Abrams’ need to rush everything particularly weakened what should have been the central moment of the movie. The Han death scene, though decent, should have been … better. It should have been less pre-ordained, less obvious, less catwalk-y. And it definitely should have been dwelt upon for longer than it takes to sum up Donald Trump’s policy positions. When the heroes return to Leia after the battle, there should have been at least a ten minute funeral.

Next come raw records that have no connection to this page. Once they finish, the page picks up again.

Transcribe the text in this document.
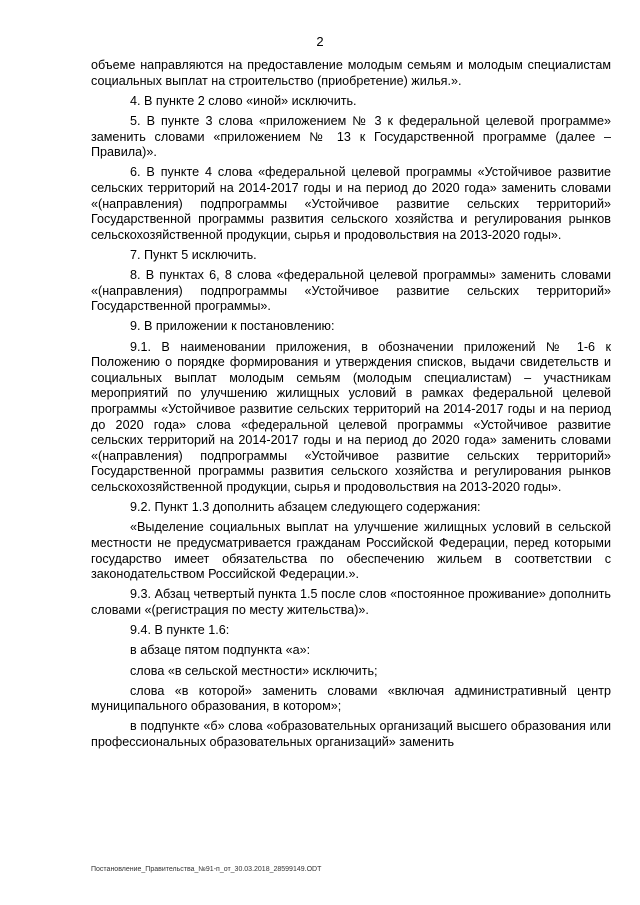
2

объеме направляются на предоставление молодым семьям и молодым специалистам социальных выплат на строительство (приобретение) жилья.».

4. В пункте 2 слово «иной» исключить.

5. В пункте 3 слова «приложением № 3 к федеральной целевой программе» заменить словами «приложением № 13 к Государственной программе (далее – Правила)».

6. В пункте 4 слова «федеральной целевой программы «Устойчивое развитие сельских территорий на 2014-2017 годы и на период до 2020 года» заменить словами «(направления) подпрограммы «Устойчивое развитие сельских территорий» Государственной программы развития сельского хозяйства и регулирования рынков сельскохозяйственной продукции, сырья и продовольствия на 2013-2020 годы».

7. Пункт 5 исключить.

8. В пунктах 6, 8 слова «федеральной целевой программы» заменить словами «(направления) подпрограммы «Устойчивое развитие сельских территорий» Государственной программы».

9. В приложении к постановлению:

9.1. В наименовании приложения, в обозначении приложений № 1-6 к Положению о порядке формирования и утверждения списков, выдачи свидетельств и социальных выплат молодым семьям (молодым специалистам) – участникам мероприятий по улучшению жилищных условий в рамках федеральной целевой программы «Устойчивое развитие сельских территорий на 2014-2017 годы и на период до 2020 года» слова «федеральной целевой программы «Устойчивое развитие сельских территорий на 2014-2017 годы и на период до 2020 года» заменить словами «(направления) подпрограммы «Устойчивое развитие сельских территорий» Государственной программы развития сельского хозяйства и регулирования рынков сельскохозяйственной продукции, сырья и продовольствия на 2013-2020 годы».

9.2. Пункт 1.3 дополнить абзацем следующего содержания:

«Выделение социальных выплат на улучшение жилищных условий в сельской местности не предусматривается гражданам Российской Федерации, перед которыми государство имеет обязательства по обеспечению жильем в соответствии с законодательством Российской Федерации.».

9.3. Абзац четвертый пункта 1.5 после слов «постоянное проживание» дополнить словами «(регистрация по месту жительства)».

9.4. В пункте 1.6:

в абзаце пятом подпункта «а»:

слова «в сельской местности» исключить;

слова «в которой» заменить словами «включая административный центр муниципального образования, в котором»;

в подпункте «б» слова «образовательных организаций высшего образования или профессиональных образовательных организаций» заменить

Постановление_Правительства_№91-п_от_30.03.2018_28599149.ODT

Instead, Leia kind of shrugs.

This is Han Solo. He has literally saved the galaxy on multiple occasions. His death deserved more.

And finally, the last scene, I just don’t understand. The story was complete. Imperfect and derivative of A New Hope though it was, the story was enjoyable, it was satisfying, and the next movie still had the biggest poker chip to play: the revelation of Luke Skywalker. The Force Awakens should have ended with Rey and Chewbacca going off to hunt for Luke, not find him. Why would you waste that moment?

Of course, it could be that it all works out. If Rian Johnson does turn Episode VIII into a worthy descendant of The Empire Strikes Back, most of the errors in The Force Awakens will be (basically) forgiven. As I’ve written before--and in fact, linked to before, in this very post--it was Empire, not, the original Star Wars, that made Darth Vader into Darth Vader and bestowed on the Original Trilogy every last bit of gravitas that it has. If Empire had stunk, I highly doubt anyone would remember A New Hope as anything more interesting than Jaws or E.T.—a momentary cultural phenomenon, but nothing that a 26-year-old who wasn’t even born at the time of its release would spend thousands of hours obsessing over.

(…way, way too much.)

So here’s to Rian Johnson. He hasn’t made a bad movie yet and he’s made at least one great one. If he parks Episode VIII, I’ll remember Episode VII as an imperfect but engrossing story that started us afresh and gave us another mid-trilogy masterpiece. Otherwise, The Force Awakens was a fleeting but unique moment of anticipation, anxiety, thrills, irrepressible smiling, and not-quite-but-almostism. Either way, I walked into the theater a jittery mess, and walked out a jittery mess, and it was awesome.